Here again, the India A matches could be scheduled to start the day following the start of the Test match. That way the Test squad members who don't make the XI can play the A games and get sufficient match practice.
The Indian Test and A teams could practise together in the days leading to a Test match, ensuring that good quality opposition is available during the net sessions.
The presence of the A team in the same country would also help to get easy replacements for the main team in case of any injuries. The replacement player would already be acclimatized to the conditions too, instead of coming in cold.
The concept of shadow tours was also backed recently by Ajinkya Rahane. But Rahane also emphasized that the best benefits can be derived only if the playing conditions are similar to the international games.
"I feel it is important to have a shadow tour because you get to know the conditions really well," Rahane said. "The only thing I feel is the wickets that we get in shadow games are completely different than what we get in international games."
"That’s an area (of concern), but you cannot control that when you go overseas.

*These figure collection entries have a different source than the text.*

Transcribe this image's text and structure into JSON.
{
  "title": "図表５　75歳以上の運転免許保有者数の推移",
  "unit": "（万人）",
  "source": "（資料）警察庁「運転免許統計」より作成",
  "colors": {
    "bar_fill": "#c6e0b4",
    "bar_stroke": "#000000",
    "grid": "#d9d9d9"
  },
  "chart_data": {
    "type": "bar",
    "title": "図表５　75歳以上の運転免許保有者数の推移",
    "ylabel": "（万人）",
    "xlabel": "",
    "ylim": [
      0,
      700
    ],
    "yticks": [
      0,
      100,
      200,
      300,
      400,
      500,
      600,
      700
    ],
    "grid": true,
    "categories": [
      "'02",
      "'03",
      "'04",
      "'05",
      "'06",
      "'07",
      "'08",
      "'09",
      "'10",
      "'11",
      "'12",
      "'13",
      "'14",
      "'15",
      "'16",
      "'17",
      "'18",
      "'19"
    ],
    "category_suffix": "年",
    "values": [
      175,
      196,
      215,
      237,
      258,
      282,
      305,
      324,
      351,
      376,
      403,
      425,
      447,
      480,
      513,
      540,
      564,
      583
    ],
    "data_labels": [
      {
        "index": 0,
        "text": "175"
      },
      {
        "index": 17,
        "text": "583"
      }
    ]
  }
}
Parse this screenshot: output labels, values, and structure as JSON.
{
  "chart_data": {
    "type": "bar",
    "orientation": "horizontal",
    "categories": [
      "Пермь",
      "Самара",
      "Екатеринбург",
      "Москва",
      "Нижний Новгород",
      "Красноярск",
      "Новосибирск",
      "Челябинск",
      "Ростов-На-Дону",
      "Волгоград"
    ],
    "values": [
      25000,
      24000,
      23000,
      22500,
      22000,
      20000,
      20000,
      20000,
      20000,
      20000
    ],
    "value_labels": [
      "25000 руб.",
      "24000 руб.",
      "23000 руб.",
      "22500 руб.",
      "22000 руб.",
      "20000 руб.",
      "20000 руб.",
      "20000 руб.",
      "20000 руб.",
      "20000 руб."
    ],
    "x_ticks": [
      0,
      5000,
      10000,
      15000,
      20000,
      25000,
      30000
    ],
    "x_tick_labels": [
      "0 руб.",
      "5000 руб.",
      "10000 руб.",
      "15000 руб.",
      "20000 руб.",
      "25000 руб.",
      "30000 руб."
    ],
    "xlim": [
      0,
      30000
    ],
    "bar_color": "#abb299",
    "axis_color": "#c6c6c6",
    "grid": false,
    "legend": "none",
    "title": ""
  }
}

But I feel if we can get similar conditions that we get in international matches, that will be better," he added.
The Board of Control for Cricket in India (BCCI) could try and exercise its clout in the international arena to get what Rahane asked for. Board President Sourav Ganguly took great pride in India's away Test performances when he was a player, so he will likely be keen to address this issue.
Having good bench strength is the best way forward for the Indian team. The three measures outlined above could help massively in this regard, as the fringe players would always be confronted with quality opposition and varying conditions. That in turn would ensure that only the most in-form players, who are also accustomed to playing in the current conditions, are picked for the national team.